New Internet Protocol Sets Milestone for Fast and Friendly Trans-Atlantic Data Transport
CHICAGO -- A new milestone was reached in trans-Atlantic data transmission today by researchers at the University of Illinois at Chicago (UIC) who demonstrated the practicality of transferring even very large data sets over high-speed production networks.
UIC's National Center for Data Mining (NCDM) and Laboratory for Advanced Computing flashed a set of astronomical data across the Atlantic at 6.8 gigabits per second -- 6800 times faster than the 1 megabit per second effective speed that connects most companies to the Internet.
In the test, 1.4 terabytes of astronomical data was transmitted from Chicago to Amsterdam in a few minutes using UDT, a new protocol developed by the NCDM at the University of Illinois at Chicago. In comparison, moving the same amount of data using the TCP Protocol, which is the standard used on the Internet today for data transfers, would take 25 days.

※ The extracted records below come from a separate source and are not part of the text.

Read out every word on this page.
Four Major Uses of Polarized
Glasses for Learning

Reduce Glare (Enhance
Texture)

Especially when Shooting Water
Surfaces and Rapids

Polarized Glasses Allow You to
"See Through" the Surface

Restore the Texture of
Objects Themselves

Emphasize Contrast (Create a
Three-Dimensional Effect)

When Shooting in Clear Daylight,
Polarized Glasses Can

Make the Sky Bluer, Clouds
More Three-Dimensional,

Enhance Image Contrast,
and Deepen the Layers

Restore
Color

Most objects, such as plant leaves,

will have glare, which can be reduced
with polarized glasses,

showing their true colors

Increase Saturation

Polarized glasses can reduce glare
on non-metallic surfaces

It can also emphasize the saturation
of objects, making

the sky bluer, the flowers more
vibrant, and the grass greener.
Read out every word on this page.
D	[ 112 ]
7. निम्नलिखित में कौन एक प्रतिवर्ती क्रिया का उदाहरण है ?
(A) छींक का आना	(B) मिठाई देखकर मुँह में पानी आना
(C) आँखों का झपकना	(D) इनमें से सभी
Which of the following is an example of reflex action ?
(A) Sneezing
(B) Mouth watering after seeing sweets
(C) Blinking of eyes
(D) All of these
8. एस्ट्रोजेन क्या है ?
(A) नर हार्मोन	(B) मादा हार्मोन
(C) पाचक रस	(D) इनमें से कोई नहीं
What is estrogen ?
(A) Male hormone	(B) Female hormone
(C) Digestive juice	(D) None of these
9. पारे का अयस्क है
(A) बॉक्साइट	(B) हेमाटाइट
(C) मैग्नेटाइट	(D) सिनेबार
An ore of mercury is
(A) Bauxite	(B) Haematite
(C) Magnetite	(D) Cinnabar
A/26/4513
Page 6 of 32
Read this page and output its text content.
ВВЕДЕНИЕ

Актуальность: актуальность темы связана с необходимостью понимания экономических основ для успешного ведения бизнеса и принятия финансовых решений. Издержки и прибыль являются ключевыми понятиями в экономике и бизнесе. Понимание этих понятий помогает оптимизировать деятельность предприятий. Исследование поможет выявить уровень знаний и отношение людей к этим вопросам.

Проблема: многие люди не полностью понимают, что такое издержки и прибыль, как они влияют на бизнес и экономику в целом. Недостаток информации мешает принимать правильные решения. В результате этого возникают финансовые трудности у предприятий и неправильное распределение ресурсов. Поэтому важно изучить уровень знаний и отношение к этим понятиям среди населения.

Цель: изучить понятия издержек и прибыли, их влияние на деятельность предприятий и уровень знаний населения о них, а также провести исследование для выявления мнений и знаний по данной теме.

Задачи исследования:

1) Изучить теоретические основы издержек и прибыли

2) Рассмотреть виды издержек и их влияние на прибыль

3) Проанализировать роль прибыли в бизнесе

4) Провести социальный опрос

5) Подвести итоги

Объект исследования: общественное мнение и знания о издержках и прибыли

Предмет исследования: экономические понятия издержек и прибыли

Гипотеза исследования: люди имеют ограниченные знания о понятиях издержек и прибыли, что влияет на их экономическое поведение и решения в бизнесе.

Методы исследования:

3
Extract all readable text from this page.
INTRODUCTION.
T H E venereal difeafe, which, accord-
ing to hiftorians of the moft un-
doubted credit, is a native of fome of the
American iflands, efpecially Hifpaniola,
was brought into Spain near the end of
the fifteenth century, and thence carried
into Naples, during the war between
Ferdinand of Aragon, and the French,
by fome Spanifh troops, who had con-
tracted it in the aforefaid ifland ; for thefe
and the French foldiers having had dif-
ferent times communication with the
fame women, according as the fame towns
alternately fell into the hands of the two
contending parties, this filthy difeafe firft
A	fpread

Moving large data sets over the Internet faces several hurdles:
First, the network infrastructure for long distance 1 Gigabit per second and 10 Gigabit per second network links is still maturing and software that can use this infrastructure is just being developed. The UIC computer clusters used for the test were connected to the SURFnet network in Amsterdam and the Abilene network in Chicago. The test also demonstrated the quality and power of these, two of the world's leading research networks. In the past, high-speed data transfers of very large data sets have usually employed specialized experimental networks and used data protocols that did not allow other network traffic to share the same link.
Second, today's predominant network protocol, TCP, is not effective at moving massive data over long distances. UDP, another network protocol that is also widely deployed, cannot reliably transport data (some data may be lost) and is not friendly to other flows (using it for large data transfers can starve other network traffic).
Currently, efforts are underway to improve TCP, to develop new protocols to replace TCP, and/or to develop protocols on top of TCP and UDP that are effective for high performance data transport.
To overcome these problems, in the past, high speed data transfers of very large data sets have used special purpose research networks and employed specialized data protocols that in practice did not allow other network traffic to share the same link.
Friday's test run used a new network protocol called UDP-based Data Transport or UDT, which was developed by the National Center for Data Mining at the University of Illinois at Chicago. Unlike some other protocols now being studied for high speed data transfer, UDP-based protocols can be used over today's Internet without making changes to the network infrastructure. Today's demonstration not only showed that UDT was fast, but also that it was friendly and could effectively coexist with thousands of other networks connections.
The demonstration is part of an ongoing international effort to find and test new ways of reliably moving massive data sets around the globe using advanced networks and new data transfer protocols. Such systems hold enormous promise for advancing scientific research, in addition to numerous commercial applications. Today, although it is becoming common for global business to have important data in different cities, it is still quite difficult to integrate this data to create a common view.
"Using UDT, it is now practical for the first time to move even massive data sets over very long distances in a friendly fashion using today's networks," said Robert Grossman, Director of UIC's National Center for Data Mining and President of Open Data Partners.
UDT is currently being used by several international research projects. UDT is used by the OptIPuter, a research project developing next generation computing infrastructures based upon advanced photonics. UDT also plays a role in research projects developing high performance web services, something that is required in order to scale today's Web services to large remote and distributed data sets.
UDT is used as the network transport layer in the joint University of Illinois/Northwestern (iCAIR) project on Photonic Data Services (PDS), which is developing open source data services for next generation photonic networks, such as the OptIPuter. The OptIPuter is an example of what are sometimes called lambda grids, distributed computing infrastructures in which applications can set up their own photonic paths (lambdas) supporting data transport at Gigabit per second speeds and higher.
"Moving data at 6.8 Gigabits per second across the Atlantic using UDT is an important milestone for the OptIPuter Project and brings us a bit closer to effective data management over lambda grids," said Larry Smarr, Principal Investigator of the OptIPuter Project and Director of the California Institute for Telecommunications and Information Technology, a UC San Diego/ UC Irvine partnership.
UDT is also being used as one of the layers of a UIC project called Open DMIX (for Data Mining, Data Integration, and Data Exploration), which is developing open source high performance web services for data mining.
"Using UDT and the scalable data mining and data integration web services built on top of it may emerge as an important enabling technology for the grid computing required for next generation virtual observatories," according to Alex Szalay, Alumni Centennial Professor in the Department of Physics and Astronomy at The Johns Hopkins University.
The tests were made possible by support from the following manufacturers and organizations, who have generously contributed their equipment, facilities, and know-how: OMNInet, StarLight, Nortel, SARA and CANARIE. Partial funding for the tests was provided by the National Science Foundation (Grants 0129609, 9977868 and 0225642) and the University of Illinois at Chicago.